The Ghana Model for Resilience Enhancement in Semiarid Ghana: Conceptualization and Social Implementation

2018 
Many government agencies, nongovernmental organizations, and academic and research institutions have over the past two decades conducted studies and implemented actions aimed at developing frameworks, models, and tools to assess the resilience to climate and ecosystem changes of vulnerable communities. However, actions and studies encompassing empirical field tests of the assessment instruments are relatively few. This chapter reports the outcomes of an empirically applied resilience assessment framework, hereafter referred to as the “Ghana Model,” which was initiated as part of the “Enhancing Resilience to Climate and Ecosystem Changes in Semi-Arid Africa: An Integrated Approach (CECAR-Africa)” project, implemented in Ghana’s semiarid ecosystem. The chapter provides a concise description of the “Ghana Model” as an integrated resilience assessment framework as underpinned by seven principles while highlighting the concrete actions and steps taken in operationalizing it.
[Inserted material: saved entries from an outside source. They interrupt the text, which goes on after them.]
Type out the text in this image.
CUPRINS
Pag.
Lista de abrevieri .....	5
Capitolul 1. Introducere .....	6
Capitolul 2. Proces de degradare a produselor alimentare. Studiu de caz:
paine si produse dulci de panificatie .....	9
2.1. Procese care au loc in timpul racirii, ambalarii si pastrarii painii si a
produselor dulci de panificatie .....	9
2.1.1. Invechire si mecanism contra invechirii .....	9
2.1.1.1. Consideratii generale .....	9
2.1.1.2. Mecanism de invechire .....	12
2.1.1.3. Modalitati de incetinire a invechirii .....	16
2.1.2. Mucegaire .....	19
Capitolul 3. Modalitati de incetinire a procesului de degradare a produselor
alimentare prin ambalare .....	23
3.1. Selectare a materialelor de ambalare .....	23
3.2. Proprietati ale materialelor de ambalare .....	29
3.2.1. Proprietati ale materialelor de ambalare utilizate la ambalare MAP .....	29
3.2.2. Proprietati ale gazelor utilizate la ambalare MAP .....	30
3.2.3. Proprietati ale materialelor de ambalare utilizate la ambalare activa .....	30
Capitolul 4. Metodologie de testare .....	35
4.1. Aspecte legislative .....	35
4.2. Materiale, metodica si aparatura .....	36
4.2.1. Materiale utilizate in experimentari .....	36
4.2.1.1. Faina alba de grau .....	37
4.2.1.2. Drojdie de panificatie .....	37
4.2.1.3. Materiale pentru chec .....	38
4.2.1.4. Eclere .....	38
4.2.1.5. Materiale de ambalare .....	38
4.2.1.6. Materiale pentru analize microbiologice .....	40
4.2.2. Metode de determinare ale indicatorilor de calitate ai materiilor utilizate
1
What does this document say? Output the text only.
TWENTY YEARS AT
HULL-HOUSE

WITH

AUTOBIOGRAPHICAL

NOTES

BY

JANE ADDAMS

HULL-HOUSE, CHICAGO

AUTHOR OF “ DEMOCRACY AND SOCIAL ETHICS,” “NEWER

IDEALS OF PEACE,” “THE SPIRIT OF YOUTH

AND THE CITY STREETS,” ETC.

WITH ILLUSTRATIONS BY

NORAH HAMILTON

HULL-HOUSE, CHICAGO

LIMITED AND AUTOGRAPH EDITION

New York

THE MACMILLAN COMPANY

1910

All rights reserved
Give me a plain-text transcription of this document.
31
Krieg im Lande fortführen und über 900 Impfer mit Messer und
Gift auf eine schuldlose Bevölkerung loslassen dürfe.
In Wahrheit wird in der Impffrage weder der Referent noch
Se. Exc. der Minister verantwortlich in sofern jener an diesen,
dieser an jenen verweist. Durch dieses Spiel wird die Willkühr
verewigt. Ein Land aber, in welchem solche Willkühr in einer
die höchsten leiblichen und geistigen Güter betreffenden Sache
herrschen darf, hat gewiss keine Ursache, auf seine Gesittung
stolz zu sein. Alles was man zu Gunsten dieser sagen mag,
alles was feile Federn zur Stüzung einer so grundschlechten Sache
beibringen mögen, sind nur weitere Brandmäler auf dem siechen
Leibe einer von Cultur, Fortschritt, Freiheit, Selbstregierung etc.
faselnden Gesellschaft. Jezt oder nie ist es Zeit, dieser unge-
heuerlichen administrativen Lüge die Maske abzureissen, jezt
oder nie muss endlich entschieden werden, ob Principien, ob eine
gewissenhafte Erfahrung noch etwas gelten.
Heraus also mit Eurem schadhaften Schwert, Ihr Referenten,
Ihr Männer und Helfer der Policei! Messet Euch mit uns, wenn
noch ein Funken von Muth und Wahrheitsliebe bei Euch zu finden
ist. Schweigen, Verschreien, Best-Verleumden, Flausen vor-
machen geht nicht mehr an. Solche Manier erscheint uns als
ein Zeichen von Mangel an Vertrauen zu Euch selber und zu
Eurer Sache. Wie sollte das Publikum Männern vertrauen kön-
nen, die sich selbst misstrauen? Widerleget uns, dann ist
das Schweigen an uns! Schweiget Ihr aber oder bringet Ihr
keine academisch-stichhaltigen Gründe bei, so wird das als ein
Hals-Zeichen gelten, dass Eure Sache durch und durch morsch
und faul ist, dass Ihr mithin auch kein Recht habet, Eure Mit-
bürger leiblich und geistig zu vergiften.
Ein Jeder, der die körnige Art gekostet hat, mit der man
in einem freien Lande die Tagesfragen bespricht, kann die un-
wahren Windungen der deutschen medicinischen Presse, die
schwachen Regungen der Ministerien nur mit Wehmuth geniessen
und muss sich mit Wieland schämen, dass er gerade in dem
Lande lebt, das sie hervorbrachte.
As a clinically valid approach for resilience assessment, the Ghana Model provides valuable evidence to aid decision and policymakers in Ghana in designing and implementing adaptation strategies for climate change in vulnerable communities and households. As a resilience assessment template, it can be applied in other ecosystems within other sub-Saharan African countries as well as other developing economies. The Ghana Model can enrich ongoing discourse on global sustainability as well as provide relevant output toward the achievement of Sustainable Development Goals.